Gross profit grew 13.2% to $159.3 million, though the gross margin contracted 280 basis points (bps) year over year to 72.4%. Gross margin was affected by increased promotional activity and elevated production costs.
Moving on, adjusted SG&A expenses increased 14.5% to $129.8 million in the quarter, mainly accountable to escalated OPTAVIA commission costs, stemming from higher OPTAVIA sales, and greater coach incentives. As a percentage of revenues, adjusted SG&A expenses declined 160 bps to 59%. Adjusted income from operations rose 8.1% to $29.5 million, thanks to higher gross profit, partially offset by a rise in SG&A expenses. However, the operating margin contracted 120 bps to 13.4%.
Other Financial Updates
The company concluded the quarter with cash and cash equivalents of $130.8 million and total shareholders’ equity of $116.7 million. Notably, management did not have any interest-bearing debt on its balance sheet as of Jun 30, 2020.
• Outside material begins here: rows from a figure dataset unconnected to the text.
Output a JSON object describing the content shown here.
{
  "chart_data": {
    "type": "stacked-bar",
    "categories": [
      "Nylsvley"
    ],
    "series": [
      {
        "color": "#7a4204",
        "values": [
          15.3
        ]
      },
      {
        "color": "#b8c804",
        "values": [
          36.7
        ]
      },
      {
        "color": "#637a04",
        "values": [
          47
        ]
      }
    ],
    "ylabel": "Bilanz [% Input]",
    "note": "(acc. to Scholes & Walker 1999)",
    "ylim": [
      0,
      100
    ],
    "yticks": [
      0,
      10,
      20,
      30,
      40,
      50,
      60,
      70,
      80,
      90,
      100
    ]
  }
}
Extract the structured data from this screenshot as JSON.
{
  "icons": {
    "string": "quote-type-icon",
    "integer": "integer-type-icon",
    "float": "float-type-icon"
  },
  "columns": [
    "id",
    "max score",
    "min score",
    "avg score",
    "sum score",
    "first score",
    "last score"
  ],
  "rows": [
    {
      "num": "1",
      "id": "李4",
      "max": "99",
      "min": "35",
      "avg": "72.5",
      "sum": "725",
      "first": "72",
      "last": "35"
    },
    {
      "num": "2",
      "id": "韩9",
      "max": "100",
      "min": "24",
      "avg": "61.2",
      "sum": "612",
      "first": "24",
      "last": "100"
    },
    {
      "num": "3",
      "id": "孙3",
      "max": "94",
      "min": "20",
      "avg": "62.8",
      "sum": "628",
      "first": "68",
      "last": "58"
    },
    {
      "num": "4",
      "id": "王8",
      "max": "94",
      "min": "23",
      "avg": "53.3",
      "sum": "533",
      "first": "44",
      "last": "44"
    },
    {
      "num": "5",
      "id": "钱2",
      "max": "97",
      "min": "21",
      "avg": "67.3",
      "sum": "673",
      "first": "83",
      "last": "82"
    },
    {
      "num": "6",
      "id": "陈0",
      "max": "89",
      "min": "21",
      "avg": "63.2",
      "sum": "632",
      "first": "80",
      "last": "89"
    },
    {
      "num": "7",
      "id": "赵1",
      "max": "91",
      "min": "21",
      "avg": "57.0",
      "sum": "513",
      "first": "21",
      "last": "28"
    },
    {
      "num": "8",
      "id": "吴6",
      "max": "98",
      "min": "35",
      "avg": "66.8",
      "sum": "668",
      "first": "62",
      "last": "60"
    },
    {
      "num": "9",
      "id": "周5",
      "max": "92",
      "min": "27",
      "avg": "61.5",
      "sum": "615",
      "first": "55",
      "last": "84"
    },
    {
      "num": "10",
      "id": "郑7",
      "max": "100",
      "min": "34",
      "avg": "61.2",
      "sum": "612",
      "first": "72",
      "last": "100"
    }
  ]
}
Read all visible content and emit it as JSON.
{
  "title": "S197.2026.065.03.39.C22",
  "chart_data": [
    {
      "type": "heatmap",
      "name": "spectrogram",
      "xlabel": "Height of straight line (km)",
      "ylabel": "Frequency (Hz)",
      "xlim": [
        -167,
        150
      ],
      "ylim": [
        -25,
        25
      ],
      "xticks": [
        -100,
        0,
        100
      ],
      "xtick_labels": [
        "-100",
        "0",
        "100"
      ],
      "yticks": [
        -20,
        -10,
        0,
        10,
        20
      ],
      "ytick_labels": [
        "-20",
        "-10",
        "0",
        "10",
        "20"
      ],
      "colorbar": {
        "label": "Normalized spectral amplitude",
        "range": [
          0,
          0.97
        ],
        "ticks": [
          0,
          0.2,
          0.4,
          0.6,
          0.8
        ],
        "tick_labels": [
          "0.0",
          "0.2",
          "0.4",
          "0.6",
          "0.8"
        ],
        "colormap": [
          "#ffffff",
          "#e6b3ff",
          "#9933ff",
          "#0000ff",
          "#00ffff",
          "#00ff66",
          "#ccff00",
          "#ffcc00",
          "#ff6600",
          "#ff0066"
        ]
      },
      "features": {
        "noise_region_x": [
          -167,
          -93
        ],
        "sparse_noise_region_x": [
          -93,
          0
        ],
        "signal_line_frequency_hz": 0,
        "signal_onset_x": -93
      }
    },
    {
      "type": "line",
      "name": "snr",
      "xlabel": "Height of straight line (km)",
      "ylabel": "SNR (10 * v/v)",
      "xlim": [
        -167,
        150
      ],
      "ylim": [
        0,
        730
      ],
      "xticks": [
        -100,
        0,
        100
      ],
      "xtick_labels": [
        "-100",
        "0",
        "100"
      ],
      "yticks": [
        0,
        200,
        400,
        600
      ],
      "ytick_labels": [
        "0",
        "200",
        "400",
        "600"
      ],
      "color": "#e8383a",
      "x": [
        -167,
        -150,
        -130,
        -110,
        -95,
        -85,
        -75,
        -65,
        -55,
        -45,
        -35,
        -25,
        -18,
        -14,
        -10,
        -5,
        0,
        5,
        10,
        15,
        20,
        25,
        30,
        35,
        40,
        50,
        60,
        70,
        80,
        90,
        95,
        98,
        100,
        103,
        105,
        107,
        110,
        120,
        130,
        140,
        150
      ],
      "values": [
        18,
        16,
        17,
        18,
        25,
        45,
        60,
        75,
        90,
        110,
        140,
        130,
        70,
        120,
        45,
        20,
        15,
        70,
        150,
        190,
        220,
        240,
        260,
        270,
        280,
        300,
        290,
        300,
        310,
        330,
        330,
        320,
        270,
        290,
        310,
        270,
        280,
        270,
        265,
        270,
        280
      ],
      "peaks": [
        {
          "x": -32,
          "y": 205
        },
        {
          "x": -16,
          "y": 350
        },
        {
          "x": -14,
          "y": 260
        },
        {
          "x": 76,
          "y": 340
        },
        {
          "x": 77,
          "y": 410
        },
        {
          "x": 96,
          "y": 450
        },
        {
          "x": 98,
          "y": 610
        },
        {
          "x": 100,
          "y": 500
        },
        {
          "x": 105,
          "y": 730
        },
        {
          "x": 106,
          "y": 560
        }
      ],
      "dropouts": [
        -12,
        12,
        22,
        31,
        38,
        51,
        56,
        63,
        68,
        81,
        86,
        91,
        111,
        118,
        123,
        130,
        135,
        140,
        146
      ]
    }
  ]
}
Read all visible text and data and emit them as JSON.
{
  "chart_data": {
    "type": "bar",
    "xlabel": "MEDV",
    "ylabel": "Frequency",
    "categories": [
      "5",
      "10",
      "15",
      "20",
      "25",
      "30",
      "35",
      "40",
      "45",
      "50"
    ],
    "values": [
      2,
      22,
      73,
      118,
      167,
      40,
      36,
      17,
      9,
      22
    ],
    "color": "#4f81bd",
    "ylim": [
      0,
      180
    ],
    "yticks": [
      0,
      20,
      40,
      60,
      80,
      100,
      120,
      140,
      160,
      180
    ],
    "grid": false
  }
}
Concurrently, management announced a quarterly cash dividend of $1.13 per share, which is payable on Aug 6, 2020. Additionally, the company repurchased 46,075 shares during the second quarter of 2020 and has roughly 2,323,000 shares remaining under its buyback plan. The company anticipates maintaining its quarterly dividend payment practice.
During the second quarter, Medifast introduced a key initiative, which ran from March to May and fueled major increases in the company’s core growth metrics — new client acquisitions and co-sponsorships. Early results of the initiative underscore OPTAVIA’s relevance even amid the pandemic, along with the company’s ability to respond to the changing consumer environment. The company remains focused on driving demand for its products and services in the third quarter.
To keep pace with the changing scenario, management has largely altered its programs for the second half of 2020 — including the development of a digital-first approach. To this end, the company’s high-profile virtual event, Optavia together live (from Jul 24-26), is noteworthy. Apart from these, Medifast remains impressed with its supply-chain investments.
This Zacks Rank #2 (Buy) stock has almost doubled in the past three months compared with the industry’s growth of 11.9%.